Members of the Medford School Board need to keep an eye on the future when they are making a choice between staying with Security Health Plan (SHP) or switching to a less expensive plan offered by Aspirus Arise.

As in the past, there is real money on the table. There is about a $500,000 difference between sticking with the SHP policy the district has now and switching to a narrow network plan through Aspirus. The district spends about $4.5 million in insurance premiums each year, compared to about $35 million in total spending across all areas.

SHP had initially proposed an insurance increase of 12.4%, which would cost the district $651,365 in additional premiums.
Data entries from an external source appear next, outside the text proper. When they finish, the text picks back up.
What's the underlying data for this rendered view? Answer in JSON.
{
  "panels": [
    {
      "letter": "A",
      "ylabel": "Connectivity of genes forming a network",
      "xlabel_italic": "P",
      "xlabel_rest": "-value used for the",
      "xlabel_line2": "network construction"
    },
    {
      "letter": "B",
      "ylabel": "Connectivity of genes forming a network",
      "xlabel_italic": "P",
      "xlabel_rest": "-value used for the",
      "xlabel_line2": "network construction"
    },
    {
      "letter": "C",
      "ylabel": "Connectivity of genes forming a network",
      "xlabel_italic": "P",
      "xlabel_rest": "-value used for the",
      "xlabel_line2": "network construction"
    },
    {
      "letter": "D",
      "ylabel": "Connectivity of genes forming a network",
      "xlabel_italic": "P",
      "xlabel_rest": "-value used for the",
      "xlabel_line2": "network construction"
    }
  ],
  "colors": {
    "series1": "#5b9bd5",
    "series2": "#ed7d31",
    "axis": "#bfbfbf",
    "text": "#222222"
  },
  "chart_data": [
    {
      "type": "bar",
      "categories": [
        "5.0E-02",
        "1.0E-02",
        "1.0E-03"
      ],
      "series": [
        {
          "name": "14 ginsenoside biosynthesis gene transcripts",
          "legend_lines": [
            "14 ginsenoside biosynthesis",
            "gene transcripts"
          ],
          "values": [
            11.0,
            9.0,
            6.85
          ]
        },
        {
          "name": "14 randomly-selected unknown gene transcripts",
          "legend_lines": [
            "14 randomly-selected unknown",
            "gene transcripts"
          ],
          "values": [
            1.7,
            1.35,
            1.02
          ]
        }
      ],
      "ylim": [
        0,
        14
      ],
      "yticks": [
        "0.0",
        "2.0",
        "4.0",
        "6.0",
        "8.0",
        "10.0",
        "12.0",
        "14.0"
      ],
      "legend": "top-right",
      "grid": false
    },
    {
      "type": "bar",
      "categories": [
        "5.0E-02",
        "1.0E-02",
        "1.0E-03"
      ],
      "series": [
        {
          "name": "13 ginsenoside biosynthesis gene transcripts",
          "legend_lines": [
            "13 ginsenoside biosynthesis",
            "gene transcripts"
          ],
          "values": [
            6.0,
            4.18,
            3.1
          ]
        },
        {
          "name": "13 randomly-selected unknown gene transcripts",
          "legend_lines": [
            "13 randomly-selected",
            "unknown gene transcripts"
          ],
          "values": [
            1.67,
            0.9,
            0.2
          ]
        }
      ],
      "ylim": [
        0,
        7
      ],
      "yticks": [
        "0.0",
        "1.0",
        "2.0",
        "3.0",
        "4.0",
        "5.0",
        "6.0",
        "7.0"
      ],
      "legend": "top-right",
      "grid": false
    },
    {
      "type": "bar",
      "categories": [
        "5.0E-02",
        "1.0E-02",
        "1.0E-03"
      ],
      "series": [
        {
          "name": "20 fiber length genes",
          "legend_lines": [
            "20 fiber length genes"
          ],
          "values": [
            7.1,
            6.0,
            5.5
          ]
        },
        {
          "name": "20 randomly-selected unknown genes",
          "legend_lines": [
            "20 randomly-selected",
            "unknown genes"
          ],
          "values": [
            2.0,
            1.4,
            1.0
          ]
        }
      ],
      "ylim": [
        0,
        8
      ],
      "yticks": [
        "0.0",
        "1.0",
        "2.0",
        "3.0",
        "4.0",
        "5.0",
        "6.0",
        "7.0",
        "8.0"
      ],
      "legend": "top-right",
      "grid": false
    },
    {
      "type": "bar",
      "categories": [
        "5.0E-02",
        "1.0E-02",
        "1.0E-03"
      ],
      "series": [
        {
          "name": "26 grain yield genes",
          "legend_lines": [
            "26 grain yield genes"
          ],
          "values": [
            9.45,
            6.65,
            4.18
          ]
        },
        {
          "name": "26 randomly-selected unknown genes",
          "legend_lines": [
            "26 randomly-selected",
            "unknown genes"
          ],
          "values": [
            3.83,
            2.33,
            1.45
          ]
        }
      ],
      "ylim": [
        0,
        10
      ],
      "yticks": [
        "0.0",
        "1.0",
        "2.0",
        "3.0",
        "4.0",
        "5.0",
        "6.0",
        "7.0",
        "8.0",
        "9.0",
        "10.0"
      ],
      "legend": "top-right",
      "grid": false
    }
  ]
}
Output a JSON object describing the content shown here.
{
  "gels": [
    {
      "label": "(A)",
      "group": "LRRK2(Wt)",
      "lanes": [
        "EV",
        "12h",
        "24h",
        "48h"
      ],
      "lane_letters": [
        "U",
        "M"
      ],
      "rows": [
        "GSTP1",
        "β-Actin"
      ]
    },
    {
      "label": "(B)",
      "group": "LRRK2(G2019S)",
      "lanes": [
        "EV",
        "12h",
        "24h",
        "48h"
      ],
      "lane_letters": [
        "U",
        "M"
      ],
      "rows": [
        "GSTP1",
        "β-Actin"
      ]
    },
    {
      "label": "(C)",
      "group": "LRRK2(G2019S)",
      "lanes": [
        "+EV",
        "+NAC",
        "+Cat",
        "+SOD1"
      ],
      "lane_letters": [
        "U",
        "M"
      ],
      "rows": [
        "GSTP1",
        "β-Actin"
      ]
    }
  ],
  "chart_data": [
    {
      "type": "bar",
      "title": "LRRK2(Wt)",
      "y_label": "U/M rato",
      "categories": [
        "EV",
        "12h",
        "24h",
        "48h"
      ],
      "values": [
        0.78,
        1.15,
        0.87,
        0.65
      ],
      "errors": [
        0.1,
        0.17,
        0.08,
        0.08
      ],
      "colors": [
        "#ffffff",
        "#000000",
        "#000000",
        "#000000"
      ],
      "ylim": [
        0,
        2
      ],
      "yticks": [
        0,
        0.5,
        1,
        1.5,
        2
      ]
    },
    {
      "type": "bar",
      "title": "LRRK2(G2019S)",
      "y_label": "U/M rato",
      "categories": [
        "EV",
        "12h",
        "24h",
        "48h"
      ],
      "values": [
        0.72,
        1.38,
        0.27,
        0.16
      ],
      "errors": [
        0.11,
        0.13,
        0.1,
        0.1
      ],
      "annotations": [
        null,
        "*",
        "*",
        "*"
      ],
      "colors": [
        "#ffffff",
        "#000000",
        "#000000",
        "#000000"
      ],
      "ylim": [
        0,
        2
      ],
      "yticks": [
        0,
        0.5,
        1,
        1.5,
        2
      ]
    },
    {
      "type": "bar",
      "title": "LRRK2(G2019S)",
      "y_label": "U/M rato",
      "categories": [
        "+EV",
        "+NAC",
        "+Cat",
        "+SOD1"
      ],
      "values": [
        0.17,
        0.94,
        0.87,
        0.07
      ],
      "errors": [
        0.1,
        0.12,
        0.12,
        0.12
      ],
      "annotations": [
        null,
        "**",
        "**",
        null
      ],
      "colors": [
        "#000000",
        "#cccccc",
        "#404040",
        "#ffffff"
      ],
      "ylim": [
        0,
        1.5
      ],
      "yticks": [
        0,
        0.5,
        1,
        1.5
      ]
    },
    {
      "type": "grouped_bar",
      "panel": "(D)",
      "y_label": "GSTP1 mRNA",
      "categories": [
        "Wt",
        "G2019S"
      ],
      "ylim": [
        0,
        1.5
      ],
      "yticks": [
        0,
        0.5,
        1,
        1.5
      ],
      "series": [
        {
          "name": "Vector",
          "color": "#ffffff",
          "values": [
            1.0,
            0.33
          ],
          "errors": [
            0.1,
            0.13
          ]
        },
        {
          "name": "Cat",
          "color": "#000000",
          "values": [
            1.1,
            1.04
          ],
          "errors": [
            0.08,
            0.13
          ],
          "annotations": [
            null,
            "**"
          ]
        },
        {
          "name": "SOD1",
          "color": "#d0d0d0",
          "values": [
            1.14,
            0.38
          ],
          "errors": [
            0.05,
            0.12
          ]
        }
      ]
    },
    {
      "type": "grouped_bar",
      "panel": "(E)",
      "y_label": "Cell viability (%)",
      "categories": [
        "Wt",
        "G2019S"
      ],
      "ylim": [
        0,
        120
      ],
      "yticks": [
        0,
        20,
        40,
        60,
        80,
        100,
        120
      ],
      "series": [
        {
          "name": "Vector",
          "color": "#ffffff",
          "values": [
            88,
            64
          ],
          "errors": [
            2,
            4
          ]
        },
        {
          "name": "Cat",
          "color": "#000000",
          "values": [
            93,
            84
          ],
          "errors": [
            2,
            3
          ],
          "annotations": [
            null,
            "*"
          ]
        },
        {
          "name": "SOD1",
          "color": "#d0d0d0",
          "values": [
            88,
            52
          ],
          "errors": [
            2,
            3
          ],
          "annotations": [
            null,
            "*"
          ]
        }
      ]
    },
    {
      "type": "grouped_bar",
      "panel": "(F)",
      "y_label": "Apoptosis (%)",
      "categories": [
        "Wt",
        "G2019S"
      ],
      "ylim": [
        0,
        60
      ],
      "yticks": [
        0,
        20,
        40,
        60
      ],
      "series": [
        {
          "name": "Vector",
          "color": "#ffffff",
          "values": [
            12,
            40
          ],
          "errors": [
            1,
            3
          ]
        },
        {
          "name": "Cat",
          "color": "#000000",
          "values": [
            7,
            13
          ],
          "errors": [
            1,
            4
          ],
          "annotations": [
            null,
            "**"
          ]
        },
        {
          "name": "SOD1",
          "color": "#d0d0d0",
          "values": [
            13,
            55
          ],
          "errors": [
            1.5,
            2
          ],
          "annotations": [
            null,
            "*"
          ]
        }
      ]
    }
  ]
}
Spectrum Benefits Solutions, the district’s insurance brokers, were able to negotiate SHP to a 10% renewal rate for the current plan bringing the projected increase to $507,913.
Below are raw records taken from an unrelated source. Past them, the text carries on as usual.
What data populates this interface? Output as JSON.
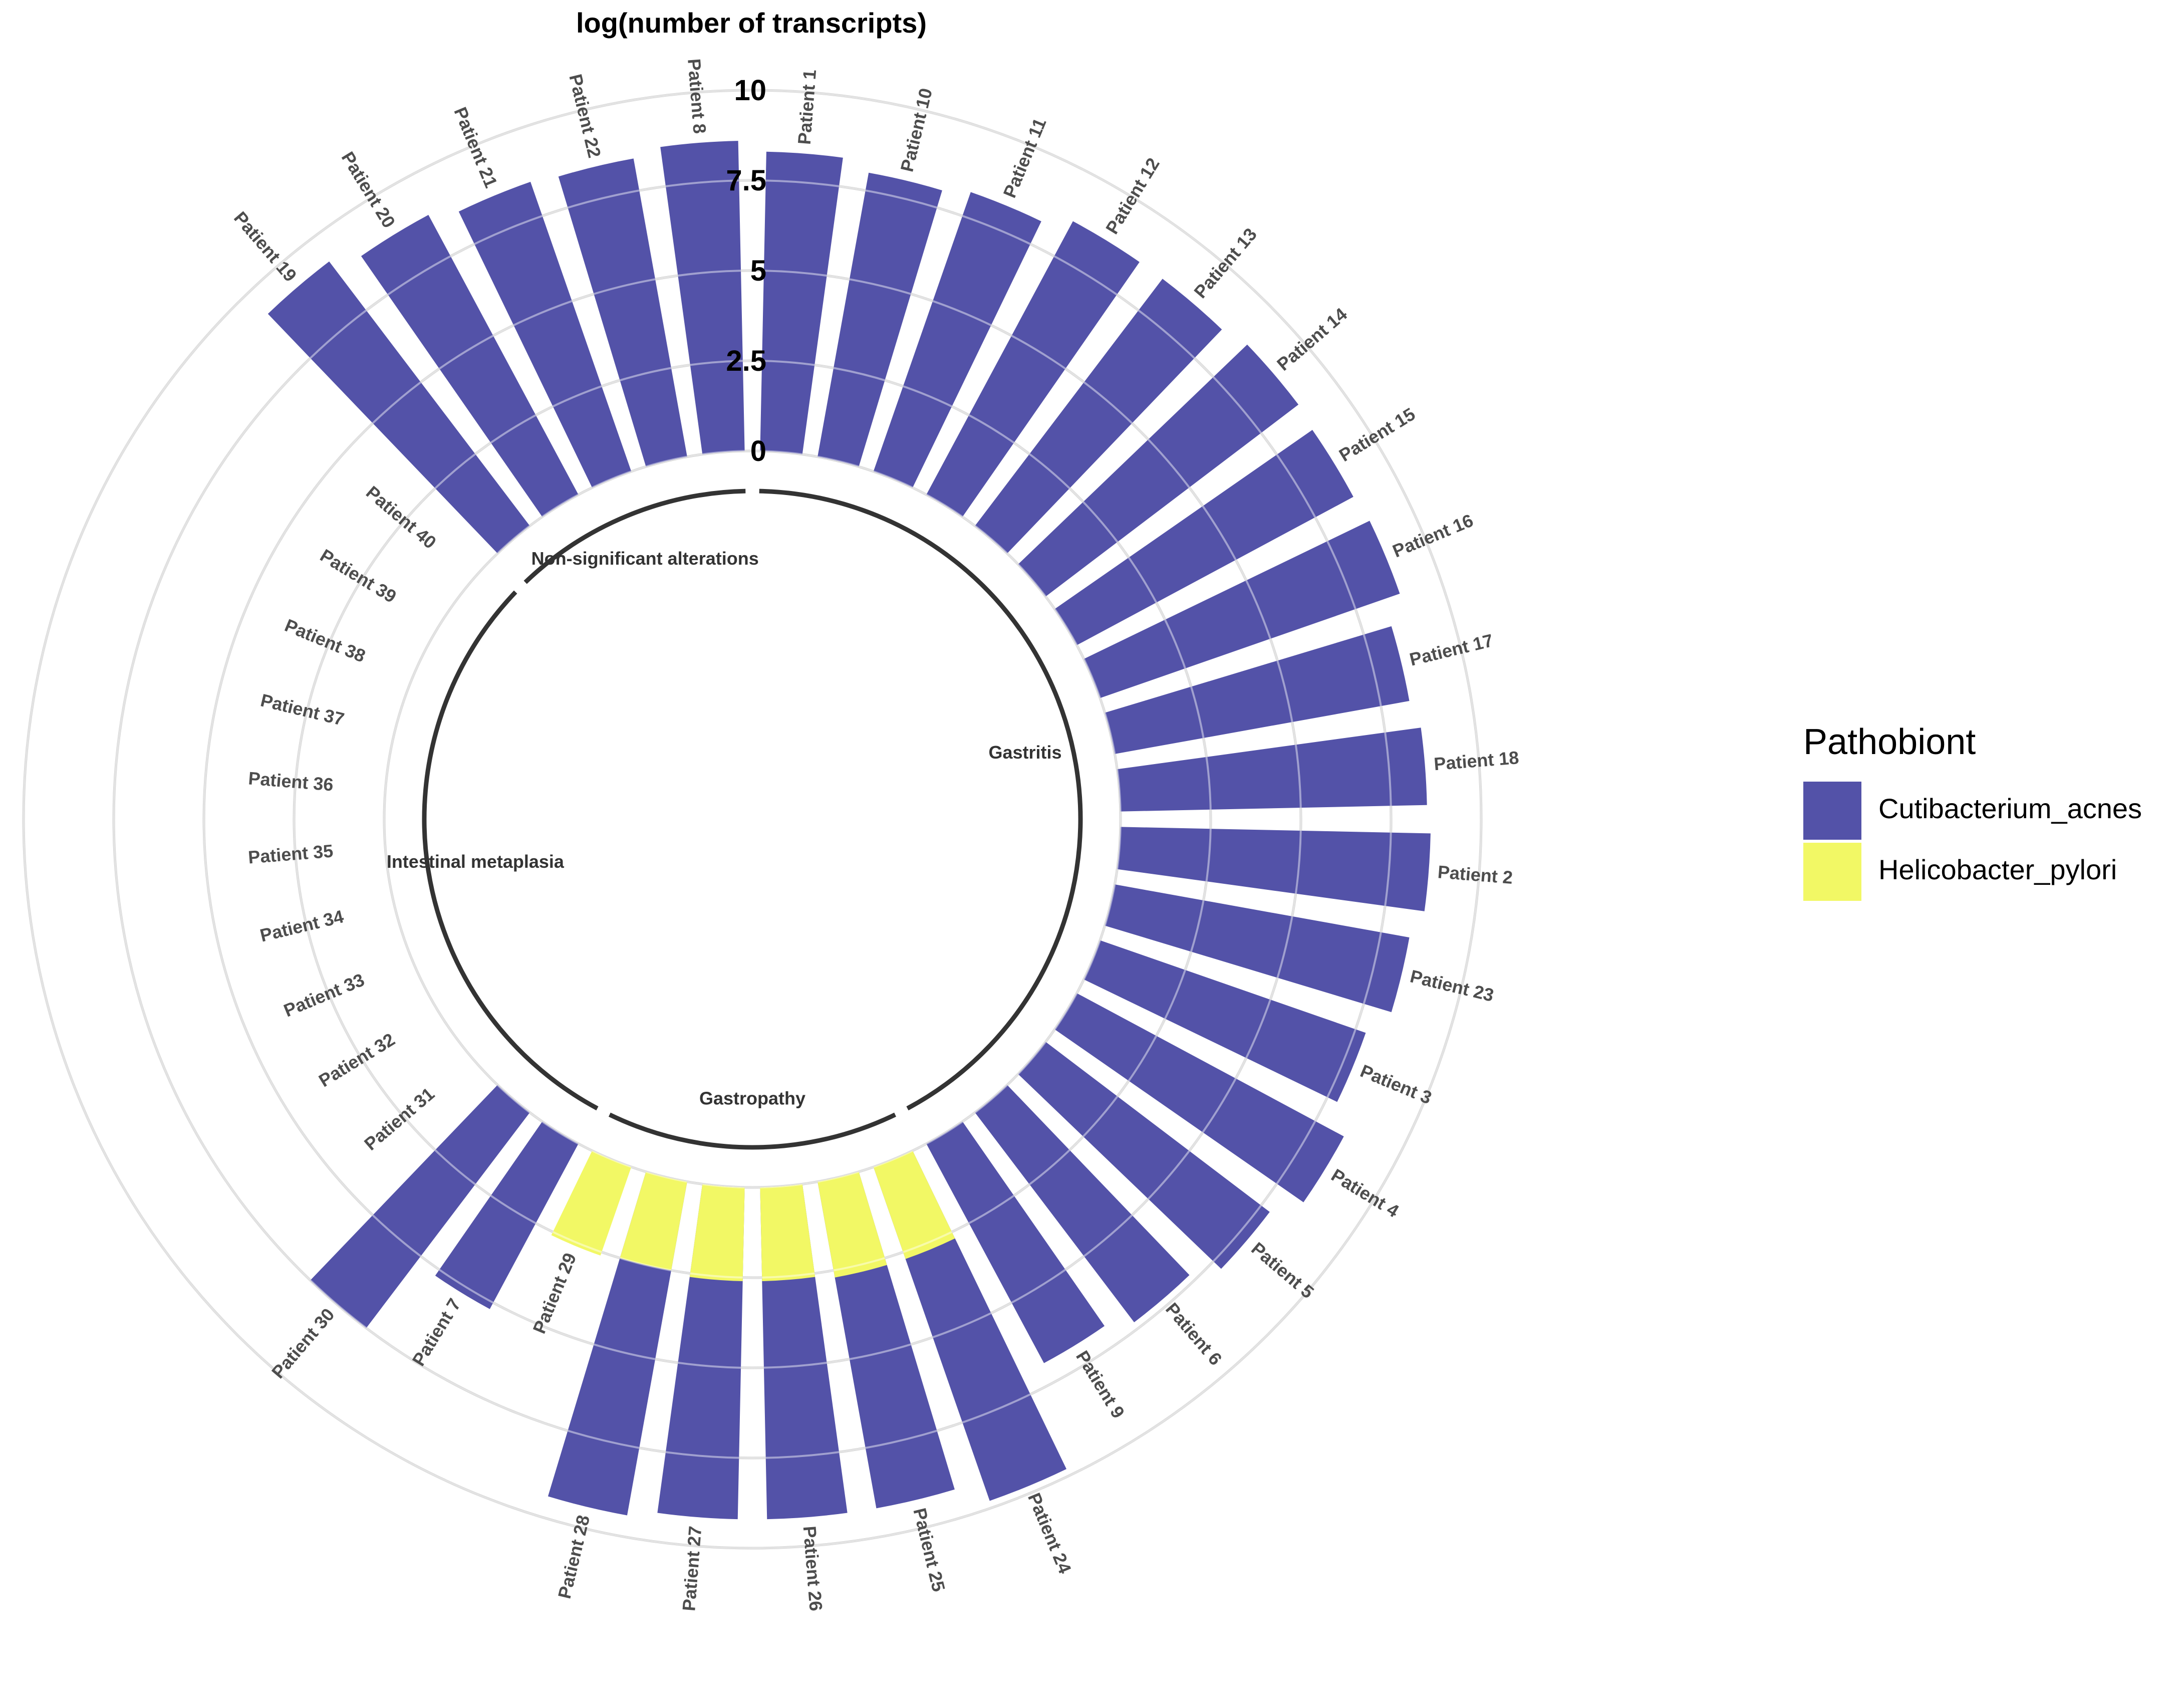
{
  "chart_data": {
    "type": "bar",
    "subtype": "circular",
    "title": "log(number of transcripts)",
    "ylim": [
      0,
      10
    ],
    "yticks": [
      "0",
      "2.5",
      "5",
      "7.5",
      "10"
    ],
    "legend": {
      "title": "Pathobiont",
      "position": "right",
      "entries": [
        {
          "key": "Cutibacterium_acnes",
          "label": "Cutibacterium_acnes",
          "color": "#5352A8"
        },
        {
          "key": "Helicobacter_pylori",
          "label": "Helicobacter_pylori",
          "color": "#F2F865"
        }
      ]
    },
    "bars": [
      {
        "patient": "Patient 1",
        "value": 8.3,
        "group": "Gastritis",
        "pathobiont": "Cutibacterium_acnes"
      },
      {
        "patient": "Patient 10",
        "value": 8.0,
        "group": "Gastritis",
        "pathobiont": "Cutibacterium_acnes"
      },
      {
        "patient": "Patient 11",
        "value": 8.2,
        "group": "Gastritis",
        "pathobiont": "Cutibacterium_acnes"
      },
      {
        "patient": "Patient 12",
        "value": 8.6,
        "group": "Gastritis",
        "pathobiont": "Cutibacterium_acnes"
      },
      {
        "patient": "Patient 13",
        "value": 8.6,
        "group": "Gastritis",
        "pathobiont": "Cutibacterium_acnes"
      },
      {
        "patient": "Patient 14",
        "value": 8.8,
        "group": "Gastritis",
        "pathobiont": "Cutibacterium_acnes"
      },
      {
        "patient": "Patient 15",
        "value": 8.7,
        "group": "Gastritis",
        "pathobiont": "Cutibacterium_acnes"
      },
      {
        "patient": "Patient 16",
        "value": 8.8,
        "group": "Gastritis",
        "pathobiont": "Cutibacterium_acnes"
      },
      {
        "patient": "Patient 17",
        "value": 8.3,
        "group": "Gastritis",
        "pathobiont": "Cutibacterium_acnes"
      },
      {
        "patient": "Patient 18",
        "value": 8.5,
        "group": "Gastritis",
        "pathobiont": "Cutibacterium_acnes"
      },
      {
        "patient": "Patient 2",
        "value": 8.6,
        "group": "Gastritis",
        "pathobiont": "Cutibacterium_acnes"
      },
      {
        "patient": "Patient 23",
        "value": 8.3,
        "group": "Gastritis",
        "pathobiont": "Cutibacterium_acnes"
      },
      {
        "patient": "Patient 3",
        "value": 7.8,
        "group": "Gastritis",
        "pathobiont": "Cutibacterium_acnes"
      },
      {
        "patient": "Patient 4",
        "value": 8.4,
        "group": "Gastritis",
        "pathobiont": "Cutibacterium_acnes"
      },
      {
        "patient": "Patient 5",
        "value": 7.8,
        "group": "Gastritis",
        "pathobiont": "Cutibacterium_acnes"
      },
      {
        "patient": "Patient 6",
        "value": 7.3,
        "group": "Gastritis",
        "pathobiont": "Cutibacterium_acnes"
      },
      {
        "patient": "Patient 9",
        "value": 6.9,
        "group": "Gastritis",
        "pathobiont": "Cutibacterium_acnes"
      },
      {
        "patient": "Patient 24",
        "value": 9.8,
        "group": "Gastropathy",
        "pathobiont": "Cutibacterium_acnes"
      },
      {
        "patient": "Patient 25",
        "value": 9.2,
        "group": "Gastropathy",
        "pathobiont": "Cutibacterium_acnes"
      },
      {
        "patient": "Patient 26",
        "value": 9.2,
        "group": "Gastropathy",
        "pathobiont": "Cutibacterium_acnes"
      },
      {
        "patient": "Patient 27",
        "value": 9.2,
        "group": "Gastropathy",
        "pathobiont": "Cutibacterium_acnes"
      },
      {
        "patient": "Patient 28",
        "value": 9.4,
        "group": "Gastropathy",
        "pathobiont": "Cutibacterium_acnes"
      },
      {
        "patient": "Patient 24",
        "value": 2.7,
        "group": "Gastropathy",
        "pathobiont": "Helicobacter_pylori"
      },
      {
        "patient": "Patient 25",
        "value": 2.7,
        "group": "Gastropathy",
        "pathobiont": "Helicobacter_pylori"
      },
      {
        "patient": "Patient 26",
        "value": 2.6,
        "group": "Gastropathy",
        "pathobiont": "Helicobacter_pylori"
      },
      {
        "patient": "Patient 27",
        "value": 2.6,
        "group": "Gastropathy",
        "pathobiont": "Helicobacter_pylori"
      },
      {
        "patient": "Patient 28",
        "value": 2.5,
        "group": "Gastropathy",
        "pathobiont": "Helicobacter_pylori"
      },
      {
        "patient": "Patient 29",
        "value": 2.6,
        "group": "Gastropathy",
        "pathobiont": "Helicobacter_pylori"
      },
      {
        "patient": "Patient 7",
        "value": 5.2,
        "group": "Intestinal metaplasia",
        "pathobiont": "Cutibacterium_acnes"
      },
      {
        "patient": "Patient 30",
        "value": 7.5,
        "group": "Intestinal metaplasia",
        "pathobiont": "Cutibacterium_acnes"
      },
      {
        "patient": "Patient 31",
        "value": 0,
        "group": "Intestinal metaplasia",
        "pathobiont": "Cutibacterium_acnes"
      },
      {
        "patient": "Patient 32",
        "value": 0,
        "group": "Intestinal metaplasia",
        "pathobiont": "Cutibacterium_acnes"
      },
      {
        "patient": "Patient 33",
        "value": 0,
        "group": "Intestinal metaplasia",
        "pathobiont": "Cutibacterium_acnes"
      },
      {
        "patient": "Patient 34",
        "value": 0,
        "group": "Intestinal metaplasia",
        "pathobiont": "Cutibacterium_acnes"
      },
      {
        "patient": "Patient 35",
        "value": 0,
        "group": "Intestinal metaplasia",
        "pathobiont": "Cutibacterium_acnes"
      },
      {
        "patient": "Patient 36",
        "value": 0,
        "group": "Intestinal metaplasia",
        "pathobiont": "Cutibacterium_acnes"
      },
      {
        "patient": "Patient 37",
        "value": 0,
        "group": "Intestinal metaplasia",
        "pathobiont": "Cutibacterium_acnes"
      },
      {
        "patient": "Patient 38",
        "value": 0,
        "group": "Intestinal metaplasia",
        "pathobiont": "Cutibacterium_acnes"
      },
      {
        "patient": "Patient 39",
        "value": 0,
        "group": "Intestinal metaplasia",
        "pathobiont": "Cutibacterium_acnes"
      },
      {
        "patient": "Patient 40",
        "value": 0,
        "group": "Intestinal metaplasia",
        "pathobiont": "Cutibacterium_acnes"
      },
      {
        "patient": "Patient 19",
        "value": 9.2,
        "group": "Non-significant alterations",
        "pathobiont": "Cutibacterium_acnes"
      },
      {
        "patient": "Patient 20",
        "value": 8.8,
        "group": "Non-significant alterations",
        "pathobiont": "Cutibacterium_acnes"
      },
      {
        "patient": "Patient 21",
        "value": 8.5,
        "group": "Non-significant alterations",
        "pathobiont": "Cutibacterium_acnes"
      },
      {
        "patient": "Patient 22",
        "value": 8.4,
        "group": "Non-significant alterations",
        "pathobiont": "Cutibacterium_acnes"
      },
      {
        "patient": "Patient 8",
        "value": 8.6,
        "group": "Non-significant alterations",
        "pathobiont": "Cutibacterium_acnes"
      }
    ],
    "groups": [
      {
        "name": "Gastritis"
      },
      {
        "name": "Gastropathy"
      },
      {
        "name": "Intestinal metaplasia"
      },
      {
        "name": "Non-significant alterations"
      }
    ]
  }
}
SHP also offered the district nine different plan options adjusting coinsurance, prescriptions and deductibles to present different costs. The SHP option that is most viable at this point would see employee deductibles increased for the first time since 2013 with the net result of having a $301,855 increase, or about 5.94% over what was paid last year.

The most viable Aspirus option being considered by the board has a $25,564 premium increase, about 0.5% over what was paid last year. The catch for the Aspirus option is that it is a narrow network plan which would force employees to go through the Aspirus network of providers and affiliate providers.

Considering that about two-thirds of all the health insurance claims in the district are being paid out to Aspirus providers and their partners, switching to a narrow network plan would not be significantly disruptive to the majority of district employees. This is also not surprising given the close proximity of the Aspirus Medford Hospital and Clinic’s campus to the school facilities. That said, there will be an outcry, as there has been in the past, from some district employees who have long-term relationships with providers at Marshfield Clinic and elsewhere who will not want to make changes to their providers.

The unfortunate reality is that the majority of area taxpayers don’t have the luxury of a broad network. If they do, they must bear the brunt of the additional premium expense out of their own pockets rather than from their employers. The district should look closely at providing an affordable buy-up option to address the needs of these employees.

While it is always important for elected officials to be good stewards of taxpayer resources, board members need to be especially cognizant of the impact of leaving $300,000 on the table when school districts are facing significant uncertainty with the ongoing impacts of the COVID-19 pandemic. There are also concerns the state government will renege on its funding commitments due to projected tax revenue shortfalls. Having money available will give the district additional flexibility in meeting the educational needs of students in the coming year.

Board members must think beyond the school buildings as they make health insurance choices.